Last night the Lee’s Summit Symphony Orchestra played a two hour outdoor concert of patriotic music to celebrate the 4th of July preceding the annual “Booms and Blooms” fireworks show at Powell Gardens in Kingsville, Missouri. Throughout the concert someone in the audience prominently displayed a large flag with a blue field and a single white five pointed star in front of the orchestra.

A flag with a blue field and a single white star is called the “Bonnie Blue” flag.
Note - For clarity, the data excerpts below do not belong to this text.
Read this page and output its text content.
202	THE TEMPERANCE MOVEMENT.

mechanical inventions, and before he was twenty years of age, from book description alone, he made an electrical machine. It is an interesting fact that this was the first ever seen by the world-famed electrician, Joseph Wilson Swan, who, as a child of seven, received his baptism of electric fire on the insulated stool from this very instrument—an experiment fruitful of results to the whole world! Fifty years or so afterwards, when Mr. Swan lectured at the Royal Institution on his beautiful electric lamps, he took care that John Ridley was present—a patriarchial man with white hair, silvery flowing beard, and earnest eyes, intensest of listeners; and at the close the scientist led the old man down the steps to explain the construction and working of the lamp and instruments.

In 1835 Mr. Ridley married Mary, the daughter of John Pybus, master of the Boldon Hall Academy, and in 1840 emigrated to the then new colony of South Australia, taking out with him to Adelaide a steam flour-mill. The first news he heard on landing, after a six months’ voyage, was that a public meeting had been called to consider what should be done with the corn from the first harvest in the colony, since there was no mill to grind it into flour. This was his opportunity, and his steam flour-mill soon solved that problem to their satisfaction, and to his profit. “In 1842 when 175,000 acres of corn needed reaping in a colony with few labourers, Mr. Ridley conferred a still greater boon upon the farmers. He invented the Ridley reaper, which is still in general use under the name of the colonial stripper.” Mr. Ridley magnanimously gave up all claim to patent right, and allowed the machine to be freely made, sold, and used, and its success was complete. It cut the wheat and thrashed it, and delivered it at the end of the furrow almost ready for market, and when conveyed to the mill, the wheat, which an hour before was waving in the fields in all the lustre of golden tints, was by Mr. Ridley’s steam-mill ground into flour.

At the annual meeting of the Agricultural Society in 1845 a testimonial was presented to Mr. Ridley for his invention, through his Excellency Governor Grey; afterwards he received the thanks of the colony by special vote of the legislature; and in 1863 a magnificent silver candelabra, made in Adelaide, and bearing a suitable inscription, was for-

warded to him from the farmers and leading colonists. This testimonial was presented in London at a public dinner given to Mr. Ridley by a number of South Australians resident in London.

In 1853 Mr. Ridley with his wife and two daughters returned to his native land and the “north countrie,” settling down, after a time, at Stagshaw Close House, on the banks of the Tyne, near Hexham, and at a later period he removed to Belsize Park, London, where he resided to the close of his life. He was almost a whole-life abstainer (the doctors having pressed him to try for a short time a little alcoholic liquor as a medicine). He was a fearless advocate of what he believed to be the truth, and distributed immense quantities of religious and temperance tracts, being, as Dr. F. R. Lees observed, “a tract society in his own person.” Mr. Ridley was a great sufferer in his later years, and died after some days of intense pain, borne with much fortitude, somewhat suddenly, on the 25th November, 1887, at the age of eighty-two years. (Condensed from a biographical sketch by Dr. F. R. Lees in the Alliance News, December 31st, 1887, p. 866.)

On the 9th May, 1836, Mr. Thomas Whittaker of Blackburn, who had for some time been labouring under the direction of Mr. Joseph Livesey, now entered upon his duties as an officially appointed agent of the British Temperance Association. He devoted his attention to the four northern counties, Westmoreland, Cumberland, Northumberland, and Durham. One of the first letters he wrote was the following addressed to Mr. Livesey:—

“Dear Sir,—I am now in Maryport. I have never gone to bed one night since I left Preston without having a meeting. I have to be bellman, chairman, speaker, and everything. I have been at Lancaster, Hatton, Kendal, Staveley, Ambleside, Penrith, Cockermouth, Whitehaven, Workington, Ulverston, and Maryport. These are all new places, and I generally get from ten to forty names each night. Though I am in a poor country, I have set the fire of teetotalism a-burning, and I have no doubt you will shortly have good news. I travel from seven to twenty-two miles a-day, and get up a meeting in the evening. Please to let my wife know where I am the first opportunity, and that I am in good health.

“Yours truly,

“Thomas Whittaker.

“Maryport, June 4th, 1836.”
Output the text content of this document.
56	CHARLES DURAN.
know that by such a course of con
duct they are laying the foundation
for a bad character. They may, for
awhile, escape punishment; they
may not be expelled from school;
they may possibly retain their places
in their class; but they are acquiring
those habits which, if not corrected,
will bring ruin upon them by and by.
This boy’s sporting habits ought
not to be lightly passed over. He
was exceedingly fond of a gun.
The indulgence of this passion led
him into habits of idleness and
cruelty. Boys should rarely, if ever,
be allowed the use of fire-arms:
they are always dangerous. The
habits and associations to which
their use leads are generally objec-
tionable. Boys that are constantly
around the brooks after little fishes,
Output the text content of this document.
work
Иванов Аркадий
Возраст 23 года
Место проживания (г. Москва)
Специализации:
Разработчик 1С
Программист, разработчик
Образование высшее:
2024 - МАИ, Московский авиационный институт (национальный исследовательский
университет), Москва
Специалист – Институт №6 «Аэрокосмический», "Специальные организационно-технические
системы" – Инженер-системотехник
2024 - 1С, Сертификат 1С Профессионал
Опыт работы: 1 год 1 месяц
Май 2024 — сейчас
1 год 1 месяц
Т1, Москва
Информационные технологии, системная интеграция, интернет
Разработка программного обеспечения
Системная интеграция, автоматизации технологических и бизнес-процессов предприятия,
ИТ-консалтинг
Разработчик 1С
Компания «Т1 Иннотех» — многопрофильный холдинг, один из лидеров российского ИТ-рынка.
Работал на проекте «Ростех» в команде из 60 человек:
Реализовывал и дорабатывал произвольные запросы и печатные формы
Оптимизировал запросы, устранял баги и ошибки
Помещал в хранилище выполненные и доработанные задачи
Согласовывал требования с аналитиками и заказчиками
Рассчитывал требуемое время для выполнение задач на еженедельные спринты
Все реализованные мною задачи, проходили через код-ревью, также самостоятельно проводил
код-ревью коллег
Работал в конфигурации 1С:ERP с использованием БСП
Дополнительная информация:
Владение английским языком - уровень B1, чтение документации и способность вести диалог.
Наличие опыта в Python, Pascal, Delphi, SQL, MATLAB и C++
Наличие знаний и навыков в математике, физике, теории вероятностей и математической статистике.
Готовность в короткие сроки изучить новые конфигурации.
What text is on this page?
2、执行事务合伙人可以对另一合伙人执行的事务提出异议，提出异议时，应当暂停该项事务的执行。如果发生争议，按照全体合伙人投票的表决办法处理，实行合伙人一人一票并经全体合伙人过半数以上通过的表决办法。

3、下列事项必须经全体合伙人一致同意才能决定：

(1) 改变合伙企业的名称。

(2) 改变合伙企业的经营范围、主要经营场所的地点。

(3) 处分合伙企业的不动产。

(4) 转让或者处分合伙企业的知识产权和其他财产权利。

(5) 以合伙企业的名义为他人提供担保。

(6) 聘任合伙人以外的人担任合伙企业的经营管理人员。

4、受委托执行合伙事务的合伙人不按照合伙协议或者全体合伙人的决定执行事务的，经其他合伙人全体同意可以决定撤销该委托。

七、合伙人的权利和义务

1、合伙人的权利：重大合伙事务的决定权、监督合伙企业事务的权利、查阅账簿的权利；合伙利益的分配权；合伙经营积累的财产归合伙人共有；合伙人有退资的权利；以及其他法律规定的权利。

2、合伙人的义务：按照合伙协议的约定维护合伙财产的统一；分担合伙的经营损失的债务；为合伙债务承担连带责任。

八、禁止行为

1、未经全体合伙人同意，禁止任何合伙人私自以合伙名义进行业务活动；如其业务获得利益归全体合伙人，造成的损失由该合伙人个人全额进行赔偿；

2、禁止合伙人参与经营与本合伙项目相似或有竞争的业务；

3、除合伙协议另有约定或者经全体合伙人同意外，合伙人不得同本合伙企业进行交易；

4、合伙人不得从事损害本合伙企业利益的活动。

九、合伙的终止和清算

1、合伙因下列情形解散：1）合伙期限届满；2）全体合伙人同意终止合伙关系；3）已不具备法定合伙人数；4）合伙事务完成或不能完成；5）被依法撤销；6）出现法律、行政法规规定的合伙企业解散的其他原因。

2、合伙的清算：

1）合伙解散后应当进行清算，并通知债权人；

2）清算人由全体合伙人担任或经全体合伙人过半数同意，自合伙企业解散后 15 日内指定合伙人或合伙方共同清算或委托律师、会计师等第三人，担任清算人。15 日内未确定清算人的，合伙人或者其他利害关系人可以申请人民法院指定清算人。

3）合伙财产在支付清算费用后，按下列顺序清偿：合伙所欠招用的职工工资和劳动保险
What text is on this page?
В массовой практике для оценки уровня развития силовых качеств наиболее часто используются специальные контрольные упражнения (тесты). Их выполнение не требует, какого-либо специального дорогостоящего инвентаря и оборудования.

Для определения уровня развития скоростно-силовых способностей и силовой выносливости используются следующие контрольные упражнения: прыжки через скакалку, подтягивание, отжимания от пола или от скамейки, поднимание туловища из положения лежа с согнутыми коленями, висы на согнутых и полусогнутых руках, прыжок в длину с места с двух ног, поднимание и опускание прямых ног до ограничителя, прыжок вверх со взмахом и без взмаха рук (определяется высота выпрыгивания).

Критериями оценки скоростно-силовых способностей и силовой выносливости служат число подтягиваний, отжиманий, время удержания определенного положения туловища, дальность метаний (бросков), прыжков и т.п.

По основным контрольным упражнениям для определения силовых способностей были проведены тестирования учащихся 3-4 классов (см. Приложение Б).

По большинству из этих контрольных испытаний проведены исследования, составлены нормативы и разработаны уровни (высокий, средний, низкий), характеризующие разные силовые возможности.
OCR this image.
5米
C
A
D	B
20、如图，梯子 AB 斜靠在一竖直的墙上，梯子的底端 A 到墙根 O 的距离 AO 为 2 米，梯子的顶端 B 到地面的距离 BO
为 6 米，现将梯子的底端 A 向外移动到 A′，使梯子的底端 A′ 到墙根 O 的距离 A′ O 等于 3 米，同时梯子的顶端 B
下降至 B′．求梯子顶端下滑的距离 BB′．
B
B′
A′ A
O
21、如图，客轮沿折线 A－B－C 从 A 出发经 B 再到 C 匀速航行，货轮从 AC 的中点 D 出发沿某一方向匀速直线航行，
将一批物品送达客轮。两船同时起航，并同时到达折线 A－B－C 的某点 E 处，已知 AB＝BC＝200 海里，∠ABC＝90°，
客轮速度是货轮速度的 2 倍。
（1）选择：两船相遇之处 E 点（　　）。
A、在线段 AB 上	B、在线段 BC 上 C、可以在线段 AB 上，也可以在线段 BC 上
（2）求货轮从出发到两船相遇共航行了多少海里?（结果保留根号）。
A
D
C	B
It is most prominently known as an early flag of the confederacy.

Think about that for just a second.

Next to “Dixie’s Land,” perhaps no other song was as well loved by the Confederate soldier as “The Bonnie Blue Flag.” Written by Harry Macarthy (1834-1888) and sung to the old Irish tune “The Irish Jaunting Car,” the song lays out the order of secession of the States that went on to form the Confederacy.   The first flag of the Confederacy was a single white star on a blue background. This song, especially popular in the South during the early years of the war, counts out the eleven seceding states one by one….

More on the song:

….After the Civil War and the collapse of the Confederacy, “The Bonnie Blue Flag” developed a life of its own. In the second decade of the twentieth century, the song was revived as a symbol of “Lost Cause” mentality in the midst of fifty-year commemorations of the War. During the Civil Rights era, “The Bonnie Blue Flag” once again became a song of protest, this time against the integration of public spaces. It even found its way back into the classroom, as one New Orleans resident remembers learning it in his elementary school classroom in the 1950s….

The refrain from the song [pdf]:

[….]
Hurrah!
Hurrah!
For Southern rights, hurrah!
Hurrah for the Bonnie Blue Flag that bears a single star.
[….]

We have no idea if the individual(s) who displayed the flag were aware of the history or of the symbolism implied. The flag in the photo appears to be displayed upside down (with the single point of the star pointed downward).

The only confederate flag that matters is a white rag on a stick.